Just five years ago, she never saw herself standing among more than 200 survivors at the American Cancer Society's Making Strides Against Breast Cancer walk.
"When you first hear those words you have breast cancer, your world starts to spin and tilt upside down," she said.
Doctors found five tumors during a regular mammogram check-up. Her dream of one day becoming a mother began to fade.
"You're not sure whether you're going to be alive, whether you're going to be dead, and you don't know which way to turn," said Wolfe.
All funds from the event go to supporting breast cancer patients.

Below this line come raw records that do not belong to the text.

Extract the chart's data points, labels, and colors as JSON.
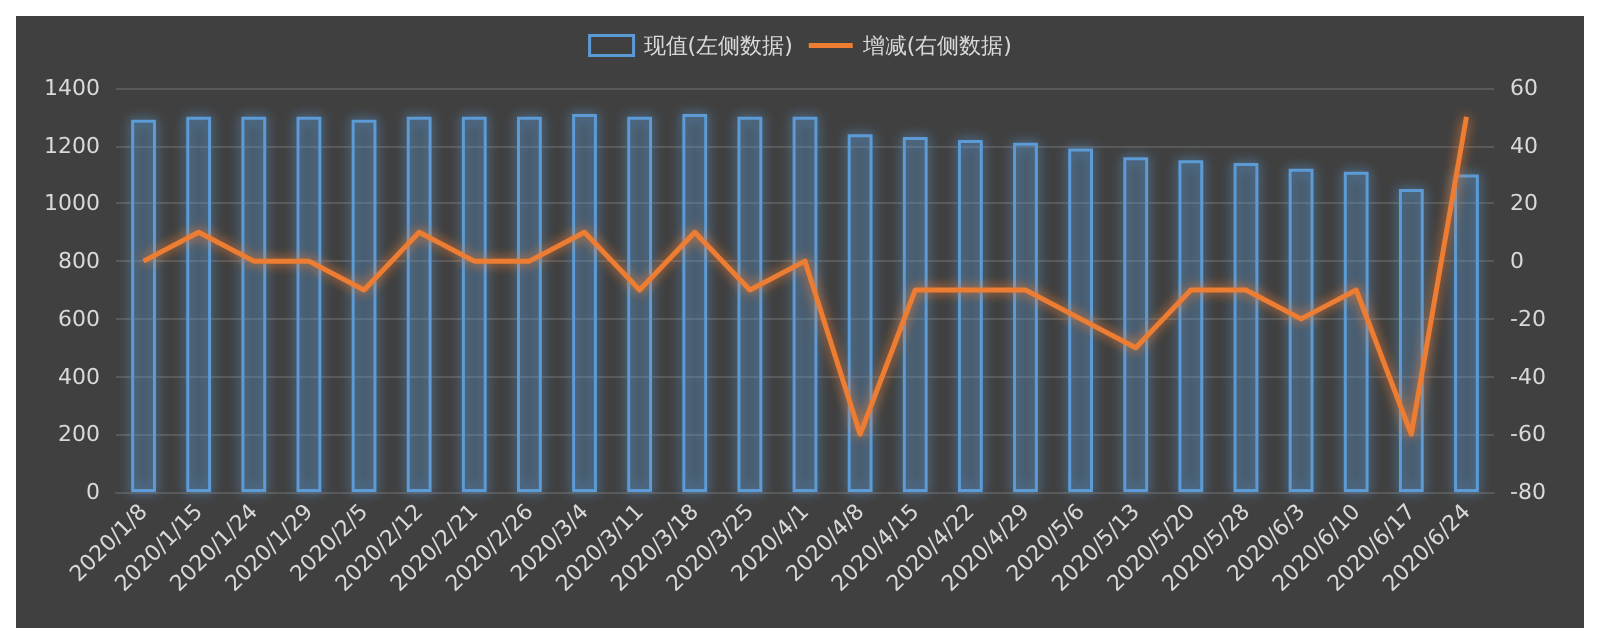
{
  "chart_data": {
    "type": "bar",
    "categories": [
      "2020/1/8",
      "2020/1/15",
      "2020/1/24",
      "2020/1/29",
      "2020/2/5",
      "2020/2/12",
      "2020/2/21",
      "2020/2/26",
      "2020/3/4",
      "2020/3/11",
      "2020/3/18",
      "2020/3/25",
      "2020/4/1",
      "2020/4/8",
      "2020/4/15",
      "2020/4/22",
      "2020/4/29",
      "2020/5/6",
      "2020/5/13",
      "2020/5/20",
      "2020/5/28",
      "2020/6/3",
      "2020/6/10",
      "2020/6/17",
      "2020/6/24"
    ],
    "series": [
      {
        "name": "现值(左侧数据)",
        "color": "#5b9bd5",
        "values": [
          1290,
          1300,
          1300,
          1300,
          1290,
          1300,
          1300,
          1300,
          1310,
          1300,
          1310,
          1300,
          1300,
          1240,
          1230,
          1220,
          1210,
          1190,
          1160,
          1150,
          1140,
          1120,
          1110,
          1050,
          1100
        ]
      },
      {
        "name": "增减(右侧数据)",
        "type": "line",
        "axis": "y2",
        "color": "#ed7d31",
        "values": [
          0,
          10,
          0,
          0,
          -10,
          10,
          0,
          0,
          10,
          -10,
          10,
          -10,
          0,
          -60,
          -10,
          -10,
          -10,
          -20,
          -30,
          -10,
          -10,
          -20,
          -10,
          -60,
          50
        ]
      }
    ],
    "ylim": [
      0,
      1400
    ],
    "yticks": [
      0,
      200,
      400,
      600,
      800,
      1000,
      1200,
      1400
    ],
    "y2lim": [
      -80,
      60
    ],
    "y2ticks": [
      -80,
      -60,
      -40,
      -20,
      0,
      20,
      40,
      60
    ],
    "grid": "y",
    "legend": "top",
    "marker": "none",
    "line_style": "solid"
  }
}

Whether it be research, lodging during treatment, screening for the uninsured or even something as simple as creating a network for those who feel alone.
"It can happen to anyone. That's why it's so important that we keep funding and advocating for screening and detection programs for cancer," said Ellie Beaver with the American Cancer Society.
The three-mile walk around Lake Nokomis is fitting. According to the American Cancer Society, women who walk up to seven hours a week reduce their chances of getting breast cancer by up to 14%.
"Without all the research and everything that has happened for breast cancer, I would not be alive today," said Wolfe, who is now celebrating her five-year breast cancer-free milestone at the walk with her two children in tow.
"I walked the walk, I talked the talk, and I came out the other side."
According to the American Cancer Society, there has been a 34 percent reduction in breast cancer-related deaths since 1990. One in every two women who are diagnosed seek help through the American Cancer Society.
Organizers say the event raised more than $300,000.